Des tantes à San Francisco arrivent à contrôler la propagation du mal.

Seul un génocide potentiel, en soutane, cravate ou tablier peut se voiler les yeux sur le fait que les homosexuels, puisqu’ils sont le principal groupe de victimes, sont aussi les seuls aptes à diriger le mouvement qui vise à mettre fin à la propagation d’HIV.

Les américains sont très statistiques, avec leurs gestes distincts, leurs sourires limpides, leurs yeux brillants perçants qui vont au fond de ce qu’ils regardent mais qui n’arrivent pas à regarder à l’intérieur d’eux-mêmes.

Les américains représentent une grande partie du bonheur qui existe dans ce monde.
D’après les américains : blanc est blanc, noir est noir et mulâtre n’est pas terrible.

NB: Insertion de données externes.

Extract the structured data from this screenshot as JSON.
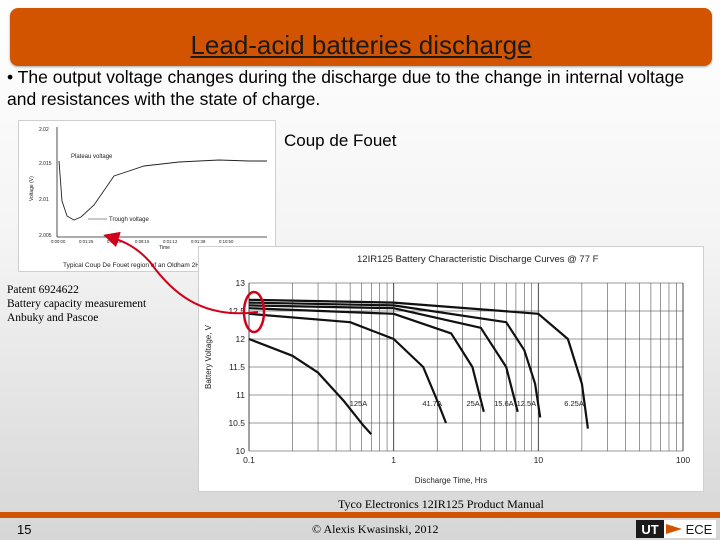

Pédé est pédé, hétéro est hétéro, femme est femme et argent est argent... et comme ça ils se gagnent, ils se négocient, ils se perdent, ils s’autorisent, ils gagnent des droits, pendant qu’ici en bas (Amérique latine), l’ambiguïté c’est le régime.
Et on danse avec une grâce dont j’ignore moi-même le secret, entre le plaisir et le malheur, entre le monstrueux et le sublime.

Les américains ne sont pas américains, ils sont de vieux hommes, humains qui arrivent, qui passent, qui traversent, ce sont des américains typiques.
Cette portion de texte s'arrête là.